雑記-寝起きの現実
ねえ、ちょっと。
肩を揺り動かされて気がつき、空気清浄機のぼんやりとした明かりの中、横の嫁を見ると半身だけ体を起こしてスマホの画面を覗いていた。深夜未明に私を起こすなんて今までで一度もない。誰もいないはずのリビングで物音でもしたか、それともメールで悪い知らせでも受けたか、どちらにせよ良い状況ではなさそうだ。
平和だが物騒な世の中である。我が家は賃貸マンションの一階。バルコニーと外部との境界に塀はあるとは言え、乗り越えられない高さではない。可能性がゼロでないのは重々承知だが、心の準備をするほど危険なわけでもないと思うのだが。
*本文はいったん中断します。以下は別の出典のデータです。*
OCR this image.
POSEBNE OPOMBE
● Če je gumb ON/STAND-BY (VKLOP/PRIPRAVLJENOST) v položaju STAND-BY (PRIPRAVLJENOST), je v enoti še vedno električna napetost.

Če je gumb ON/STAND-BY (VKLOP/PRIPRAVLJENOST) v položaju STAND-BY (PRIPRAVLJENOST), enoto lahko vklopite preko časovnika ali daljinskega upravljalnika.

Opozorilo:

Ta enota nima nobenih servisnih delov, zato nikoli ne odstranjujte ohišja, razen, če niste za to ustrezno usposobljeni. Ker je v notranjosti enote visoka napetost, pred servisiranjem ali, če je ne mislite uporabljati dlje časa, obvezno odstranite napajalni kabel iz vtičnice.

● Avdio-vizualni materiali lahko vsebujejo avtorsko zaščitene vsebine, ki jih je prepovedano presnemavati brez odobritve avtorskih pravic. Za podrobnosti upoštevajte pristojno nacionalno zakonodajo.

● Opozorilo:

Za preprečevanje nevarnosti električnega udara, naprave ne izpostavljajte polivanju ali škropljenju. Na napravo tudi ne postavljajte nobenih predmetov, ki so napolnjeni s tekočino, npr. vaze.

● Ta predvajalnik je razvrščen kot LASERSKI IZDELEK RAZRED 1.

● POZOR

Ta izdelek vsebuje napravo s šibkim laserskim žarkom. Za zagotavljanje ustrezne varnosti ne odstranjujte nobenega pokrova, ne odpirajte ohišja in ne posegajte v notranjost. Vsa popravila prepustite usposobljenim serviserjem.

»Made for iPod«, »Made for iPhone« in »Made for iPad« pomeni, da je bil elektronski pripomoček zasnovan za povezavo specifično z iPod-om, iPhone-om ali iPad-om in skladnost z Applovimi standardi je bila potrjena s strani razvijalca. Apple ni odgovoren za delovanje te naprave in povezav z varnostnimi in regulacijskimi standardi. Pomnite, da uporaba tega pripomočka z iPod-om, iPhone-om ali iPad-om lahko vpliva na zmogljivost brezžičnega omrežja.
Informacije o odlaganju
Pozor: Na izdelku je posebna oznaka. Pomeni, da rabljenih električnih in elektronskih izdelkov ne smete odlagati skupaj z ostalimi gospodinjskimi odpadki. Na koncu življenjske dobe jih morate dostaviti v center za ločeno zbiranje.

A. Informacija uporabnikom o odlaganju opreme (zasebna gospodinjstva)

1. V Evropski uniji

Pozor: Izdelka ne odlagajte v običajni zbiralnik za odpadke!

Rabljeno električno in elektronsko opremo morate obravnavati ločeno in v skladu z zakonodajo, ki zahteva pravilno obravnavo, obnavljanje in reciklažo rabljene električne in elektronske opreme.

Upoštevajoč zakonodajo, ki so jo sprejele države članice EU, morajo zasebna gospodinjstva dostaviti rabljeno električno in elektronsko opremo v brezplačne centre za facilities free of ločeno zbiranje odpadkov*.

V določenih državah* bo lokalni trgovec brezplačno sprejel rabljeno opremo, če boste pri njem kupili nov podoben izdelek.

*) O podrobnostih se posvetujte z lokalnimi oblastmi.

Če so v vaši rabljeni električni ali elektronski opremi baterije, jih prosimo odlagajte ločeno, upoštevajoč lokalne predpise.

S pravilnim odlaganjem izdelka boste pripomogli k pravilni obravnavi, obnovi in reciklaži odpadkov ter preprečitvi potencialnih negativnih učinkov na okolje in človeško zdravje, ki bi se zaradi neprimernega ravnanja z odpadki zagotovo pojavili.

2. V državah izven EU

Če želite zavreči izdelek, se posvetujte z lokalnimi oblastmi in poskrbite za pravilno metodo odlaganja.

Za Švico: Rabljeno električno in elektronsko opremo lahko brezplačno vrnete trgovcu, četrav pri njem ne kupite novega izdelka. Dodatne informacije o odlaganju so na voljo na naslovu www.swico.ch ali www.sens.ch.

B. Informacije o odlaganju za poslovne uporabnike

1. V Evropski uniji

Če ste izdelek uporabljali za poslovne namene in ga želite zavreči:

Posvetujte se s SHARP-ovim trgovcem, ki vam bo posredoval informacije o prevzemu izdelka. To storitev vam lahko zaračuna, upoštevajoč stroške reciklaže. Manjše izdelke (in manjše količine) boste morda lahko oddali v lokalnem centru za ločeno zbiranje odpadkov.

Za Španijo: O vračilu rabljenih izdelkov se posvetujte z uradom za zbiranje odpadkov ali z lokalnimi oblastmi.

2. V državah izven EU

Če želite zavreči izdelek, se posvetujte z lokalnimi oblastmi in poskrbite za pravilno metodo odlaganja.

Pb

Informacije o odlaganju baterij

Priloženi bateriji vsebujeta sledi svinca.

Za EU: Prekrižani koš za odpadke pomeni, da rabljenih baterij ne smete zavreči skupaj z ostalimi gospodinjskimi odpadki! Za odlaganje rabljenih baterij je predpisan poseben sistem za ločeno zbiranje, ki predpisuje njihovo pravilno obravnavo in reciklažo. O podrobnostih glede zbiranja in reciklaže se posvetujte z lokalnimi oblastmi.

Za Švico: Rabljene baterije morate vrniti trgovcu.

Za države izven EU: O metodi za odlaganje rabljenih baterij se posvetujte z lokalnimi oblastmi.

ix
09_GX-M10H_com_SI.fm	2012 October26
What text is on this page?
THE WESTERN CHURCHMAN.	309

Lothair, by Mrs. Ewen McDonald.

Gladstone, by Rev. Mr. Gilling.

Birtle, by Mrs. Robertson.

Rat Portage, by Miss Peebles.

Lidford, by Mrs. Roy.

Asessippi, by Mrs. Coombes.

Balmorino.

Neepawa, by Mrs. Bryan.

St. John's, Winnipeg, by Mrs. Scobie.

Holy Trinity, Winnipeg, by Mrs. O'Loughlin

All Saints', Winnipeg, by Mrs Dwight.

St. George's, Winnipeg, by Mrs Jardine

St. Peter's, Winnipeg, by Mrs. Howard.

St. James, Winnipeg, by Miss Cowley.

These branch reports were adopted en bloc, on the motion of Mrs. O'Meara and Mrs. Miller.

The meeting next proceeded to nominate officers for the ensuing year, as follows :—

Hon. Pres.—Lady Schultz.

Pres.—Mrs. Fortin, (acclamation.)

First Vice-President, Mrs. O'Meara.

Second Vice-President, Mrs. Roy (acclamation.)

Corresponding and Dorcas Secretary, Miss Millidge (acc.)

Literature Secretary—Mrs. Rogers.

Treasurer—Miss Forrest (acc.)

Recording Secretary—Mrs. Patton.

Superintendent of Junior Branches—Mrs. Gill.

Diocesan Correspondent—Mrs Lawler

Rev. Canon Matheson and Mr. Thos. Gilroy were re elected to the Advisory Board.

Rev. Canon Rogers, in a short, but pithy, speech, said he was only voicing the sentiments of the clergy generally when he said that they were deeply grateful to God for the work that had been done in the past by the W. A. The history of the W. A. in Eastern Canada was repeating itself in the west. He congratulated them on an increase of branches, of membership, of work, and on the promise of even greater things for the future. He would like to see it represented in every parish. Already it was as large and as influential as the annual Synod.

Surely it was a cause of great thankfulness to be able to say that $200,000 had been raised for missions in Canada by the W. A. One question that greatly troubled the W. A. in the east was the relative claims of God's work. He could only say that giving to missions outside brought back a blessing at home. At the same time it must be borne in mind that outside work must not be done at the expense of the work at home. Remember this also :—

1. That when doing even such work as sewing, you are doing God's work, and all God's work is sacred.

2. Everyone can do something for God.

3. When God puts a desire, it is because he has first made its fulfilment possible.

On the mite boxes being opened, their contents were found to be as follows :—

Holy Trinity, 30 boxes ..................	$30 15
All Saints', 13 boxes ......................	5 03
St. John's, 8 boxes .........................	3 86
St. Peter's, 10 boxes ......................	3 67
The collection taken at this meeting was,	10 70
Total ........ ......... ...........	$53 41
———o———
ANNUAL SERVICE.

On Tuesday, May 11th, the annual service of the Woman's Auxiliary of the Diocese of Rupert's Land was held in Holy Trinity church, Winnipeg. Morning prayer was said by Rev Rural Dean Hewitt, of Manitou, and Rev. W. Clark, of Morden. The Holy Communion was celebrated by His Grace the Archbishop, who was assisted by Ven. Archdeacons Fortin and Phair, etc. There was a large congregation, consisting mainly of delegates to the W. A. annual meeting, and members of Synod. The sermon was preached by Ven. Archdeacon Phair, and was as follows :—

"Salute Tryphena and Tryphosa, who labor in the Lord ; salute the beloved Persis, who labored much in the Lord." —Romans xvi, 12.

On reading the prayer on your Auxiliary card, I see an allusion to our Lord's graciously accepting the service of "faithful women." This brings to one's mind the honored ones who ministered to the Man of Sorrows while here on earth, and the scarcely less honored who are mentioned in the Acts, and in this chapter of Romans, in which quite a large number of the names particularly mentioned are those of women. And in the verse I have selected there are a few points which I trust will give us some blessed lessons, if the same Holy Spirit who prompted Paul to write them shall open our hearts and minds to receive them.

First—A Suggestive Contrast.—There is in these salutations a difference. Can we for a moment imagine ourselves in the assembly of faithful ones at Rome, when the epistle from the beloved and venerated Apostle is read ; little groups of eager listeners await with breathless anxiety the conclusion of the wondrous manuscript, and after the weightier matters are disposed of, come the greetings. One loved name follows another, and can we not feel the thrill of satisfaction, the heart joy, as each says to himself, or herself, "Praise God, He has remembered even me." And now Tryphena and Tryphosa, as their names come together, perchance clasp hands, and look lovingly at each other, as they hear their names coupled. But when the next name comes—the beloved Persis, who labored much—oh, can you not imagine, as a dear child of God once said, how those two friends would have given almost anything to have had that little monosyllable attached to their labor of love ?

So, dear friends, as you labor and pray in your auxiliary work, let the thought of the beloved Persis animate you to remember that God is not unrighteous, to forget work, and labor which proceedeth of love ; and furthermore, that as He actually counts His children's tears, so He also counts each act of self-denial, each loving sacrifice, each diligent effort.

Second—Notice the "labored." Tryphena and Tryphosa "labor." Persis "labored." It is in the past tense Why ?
もしも、もしも侵入者があるなら、まず嫁子どもの安全を確保するのが優先だ。そのためにも、必然的に私が盾となり、その侵入者と闘わねばならんのだが、コンディションが悪すぎる。寝起き、というのは一番の理由だが、近頃左手人差し指が痛風を予感される痛みに侵されている。まあ、右利きだから良いか、などと悠長なことでも言っていられない。とにかく武器となりそうなものを手元に手繰り寄せたいところだが、あいにく手を広げた範囲には息子のオムツくらいしか見当たらず。
しかし、幾ばくかの案を巡らす間に外からの物音は聴こえてこない。怖がりな嫁が妙に落ち着き払っているところをみると、どうやら侵入者ではないようだ。だとしたら、緊急の連絡を受けたか。身内の誰かに急を要することでもあったのかもしれない。花粉のせいで赤く腫れ上がっていると思われる喉から、おはようではない第一声を発した。
どうしたん。
嫁はそのままスマホを見ながら、寝坊だよ、とだけ伝えてくれた。